The closest I've got of late to brutal death metal that I really like is an Indonesian band by the name of Razorblades Terror, who play technical death metal. What that means is that they play with a brutal back end that's fast and downtuned but with a front end that's dominated by shredding guitarwork. The vocals are deep and growly, but are surprisingly versatile.

Most of this album is done at great speed. Fafa sets a relentless pace on the drums for Borky's bass to track. Whenever Tom pauses his growls, Dwy's fingers go dancing and we have frantic melody over frantic backing. On its own, that's pretty cool and I dig the sound.

But that isn't all that Razorblades Terror do and it's the rest that makes them special. For one thing, even though they're more brutal than melodic in tone, they construct their songs like melodeath bands. They introduce some variety on the opener, Binary of Gold, which follows a minute of blitzkrieg with a spoken word section and ends with a sort of choral crescendo that I presume is really done with keyboards.

Suckcial Media is what caught my attention. It's frantic, like most of this band's songs, but it gets much more varied than I expected. There are parts in the middle that transform into heavy power metal, with a slower approach, melodic riffing and more of that choral thing. And, as always, whatever goes on with the band, as fast and deep and brutal as they get, you can be sure that the guitarist is noodling along at high speed on his fretboard.

Dwy does this so much that there are points where he's still going as one song shuts down on him, so that he has to immediately carry on on the next one from where he left off. If there wasn't a pause between Suckcial Media and Racism Culture, I'd have thought they were the same song. This approach could easily have led to the album becoming one long repetitive track, but little touches of variety elevate the material.

The onslaught pauses in Racism Culture, for instance, for a lovely creeping bass run, something that happens in Death Prophercy too, among other points. Another is during a staccato section in Corps of Robot that highlights how capable each band member is, including whoever's handling the keyboards. If we doubted that there were keyboards, they get more obvious on Particle of Throne because there's clearly a piano in play and handled classically too. That returns for Death Prophercy and especially for Outro the Crown, which is an instrumental outro.

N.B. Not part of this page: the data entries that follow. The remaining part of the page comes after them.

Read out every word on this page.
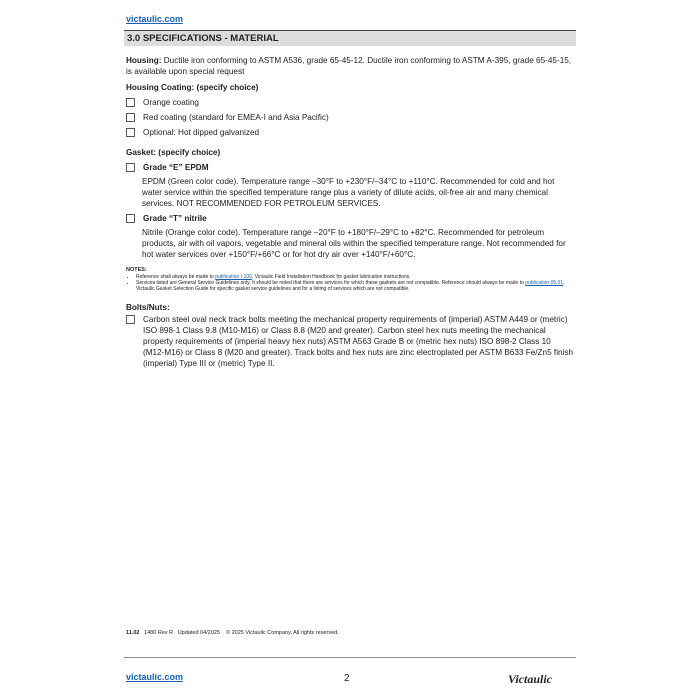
victaulic.com
3.0 SPECIFICATIONS - MATERIAL

Housing: Ductile iron conforming to ASTM A536, grade 65-45-12. Ductile iron conforming to ASTM A-395, grade 65-45-15, is available upon special request

Housing Coating: (specify choice)
Orange coating
Red coating (standard for EMEA-I and Asia Pacific)
Optional: Hot dipped galvanized
Gasket: (specify choice)
Grade “E” EPDM

EPDM (Green color code). Temperature range –30°F to +230°F/–34°C to +110°C. Recommended for cold and hot water service within the specified temperature range plus a variety of dilute acids, oil-free air and many chemical services. NOT RECOMMENDED FOR PETROLEUM SERVICES.

Grade “T” nitrile

Nitrile (Orange color code). Temperature range –20°F to +180°F/–29°C to +82°C. Recommended for petroleum products, air with oil vapors, vegetable and mineral oils within the specified temperature range. Not recommended for hot water services over +150°F/+66°C or for hot dry air over +140°F/+60°C.

NOTES:
• Reference shall always be made to publication I-100, Victaulic Field Installation Handbook for gasket lubrication instructions.
• Services listed are General Service Guidelines only. It should be noted that there are services for which these gaskets are not compatible. Reference should always be made to publication 05.01, Victaulic Gasket Selection Guide for specific gasket service guidelines and for a listing of services which are not compatible.
Bolts/Nuts:
Carbon steel oval neck track bolts meeting the mechanical property requirements of (imperial) ASTM A449 or (metric) ISO 898-1 Class 9.8 (M10-M16) or Class 8.8 (M20 and greater). Carbon steel hex nuts meeting the mechanical property requirements of (imperial heavy hex nuts) ASTM A563 Grade B or (metric hex nuts) ISO 898-2 Class 10 (M12-M16) or Class 8 (M20 and greater). Track bolts and hex nuts are zinc electroplated per ASTM B633 Fe/Zn5 finish (imperial) Type III or (metric) Type II.
11.02 1480 Rev R Updated 04/2025 © 2025 Victaulic Company. All rights reserved.
victaulic.com	2	Victaulic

I enjoyed Return of the Crown a lot, finding that it energised me with its speed and brutality but kept my attention with its guitarwork and variety. It's probably important that Tom's voice didn't annoy me the way that a lot of brutal death metal vocalists do. He doesn't do anything new or ambitious, but he mixes things up a little by setting the tempo as effectively as the drummer.

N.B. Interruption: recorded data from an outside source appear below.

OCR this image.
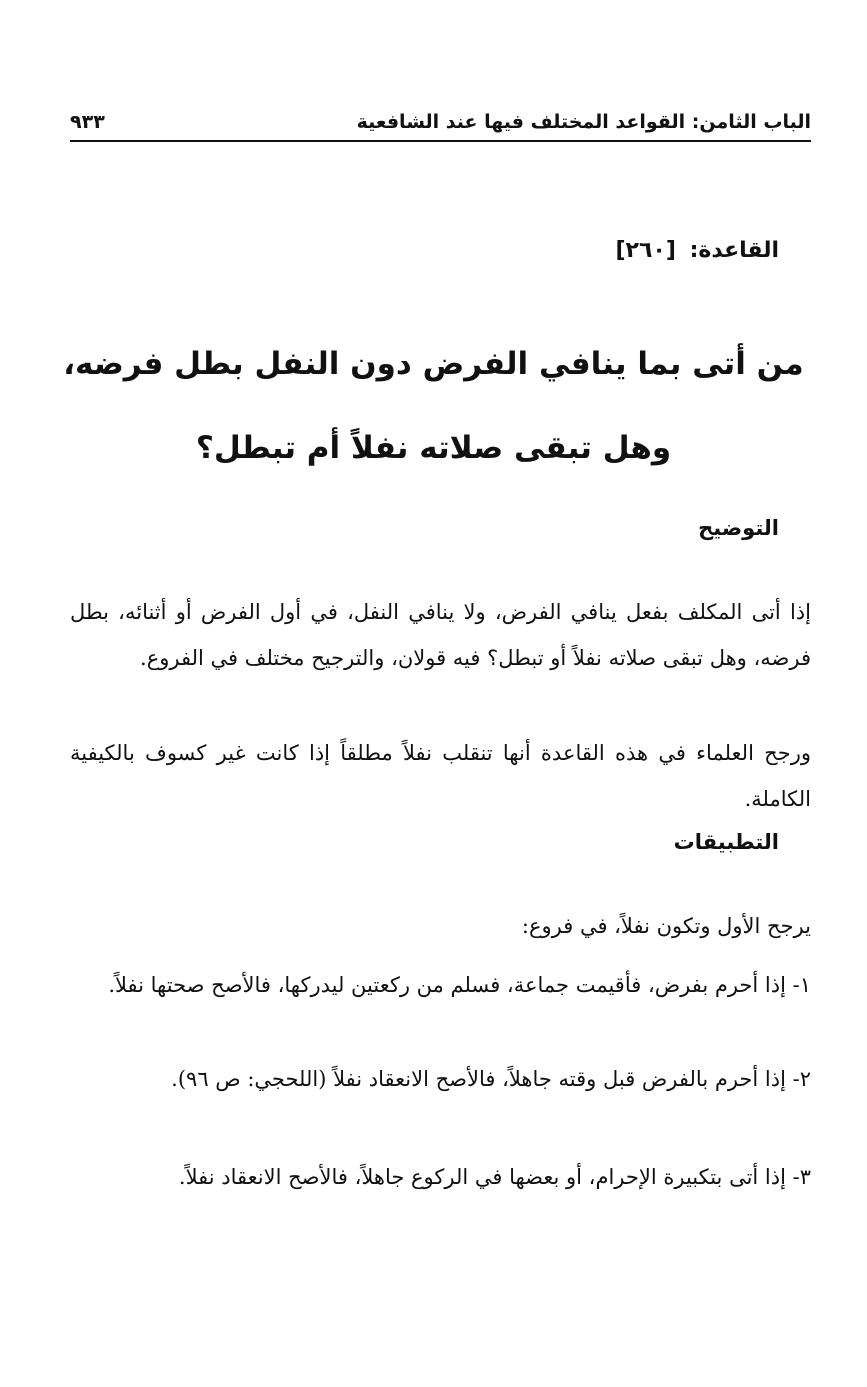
الباب الثامن: القواعد المختلف فيها عند الشافعية
٩٣٣
القاعدة: [٢٦٠]
من أتى بما ينافي الفرض دون النفل بطل فرضه،
وهل تبقى صلاته نفلاً أم تبطل؟
التوضيح

إذا أتى المكلف بفعل ينافي الفرض، ولا ينافي النفل، في أول الفرض أو أثنائه، بطل فرضه، وهل تبقى صلاته نفلاً أو تبطل؟ فيه قولان، والترجيح مختلف في الفروع.

ورجح العلماء في هذه القاعدة أنها تنقلب نفلاً مطلقاً إذا كانت غير كسوف بالكيفية الكاملة.

التطبيقات

يرجح الأول وتكون نفلاً، في فروع:

١- إذا أحرم بفرض، فأقيمت جماعة، فسلم من ركعتين ليدركها، فالأصح صحتها نفلاً.

٢- إذا أحرم بالفرض قبل وقته جاهلاً، فالأصح الانعقاد نفلاً (اللحجي: ص ٩٦).

٣- إذا أتى بتكبيرة الإحرام، أو بعضها في الركوع جاهلاً، فالأصح الانعقاد نفلاً.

The most obvious downside, for those who don't find this style repetitive, is the fact that the band's command of the English language, in which they sing, isn't particularly great. Of course, I have the same problem here in Phoenix, because most people can't conjure up coherent sentences any more, but I'm not sure what I'm supposed to make of song titles like Particle of Throne, Binary of Gold or Corps of Robot. What's a Saliva Dealer and what's Candle Philosophy? I'm not sure that these things mean what they think they mean.

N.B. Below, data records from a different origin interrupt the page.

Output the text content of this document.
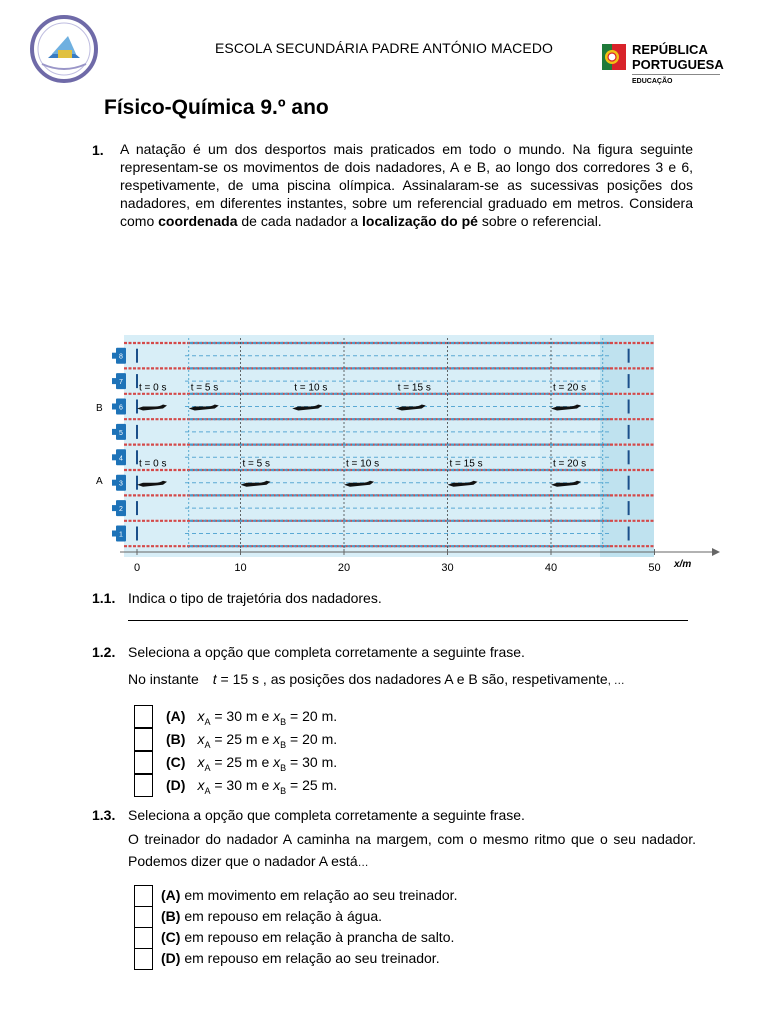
ESCOLA SECUNDÁRIA PADRE ANTÓNIO MACEDO	REPÚBLICA
PORTUGUESA
EDUCAÇÃO
Físico-Química 9.º ano
1. A natação é um dos desportos mais praticados em todo o mundo. Na figura seguinte representam-se os movimentos de dois nadadores, A e B, ao longo dos corredores 3 e 6, respetivamente, de uma piscina olímpica. Assinalaram-se as sucessivas posições dos nadadores, em diferentes instantes, sobre um referencial graduado em metros. Considera como coordenada de cada nadador a localização do pé sobre o referencial.
8
7
6
5
4
3
2
1
t = 0 s t = 5 s	t = 10 s	t = 15 s	t = 20 s
t = 0 s	t = 5 s	t = 10 s	t = 15 s	t = 20 s
0	10	20	30	40	50 x/m
B
A
1.1. Indica o tipo de trajetória dos nadadores.
1.2. Seleciona a opção que completa corretamente a seguinte frase.
No instante t = 15 s , as posições dos nadadores A e B são, respetivamente, …
(A) $x_A = 30$ m e $x_B = 20$ m.
(B) $x_A = 25$ m e $x_B = 20$ m.
(C) $x_A = 25$ m e $x_B = 30$ m.
(D) $x_A = 30$ m e $x_B = 25$ m.
1.3. Seleciona a opção que completa corretamente a seguinte frase.
O treinador do nadador A caminha na margem, com o mesmo ritmo que o seu nadador. Podemos dizer que o nadador A está…
(A) em movimento em relação ao seu treinador.
(B) em repouso em relação à água.
(C) em repouso em relação à prancha de salto.
(D) em repouso em relação ao seu treinador.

It really doesn't matter much, because Tom's vocals are not designed to be particularly intelligible, so confusedly looking over the track listing is about as problematic as it gets. No, that's not how Death Prophercy should be spelled. The catch is that, when Tom does appear to get intelligible, it doesn't work. The chorus on Suckcial Media sounds very much like "Everyone is daughter". I presume it isn't.

But hey, if that's all I can raise as a negative here, you know this is an impressive album! It's well written, well produced and well performed and I was surprised at how much I enjoyed it.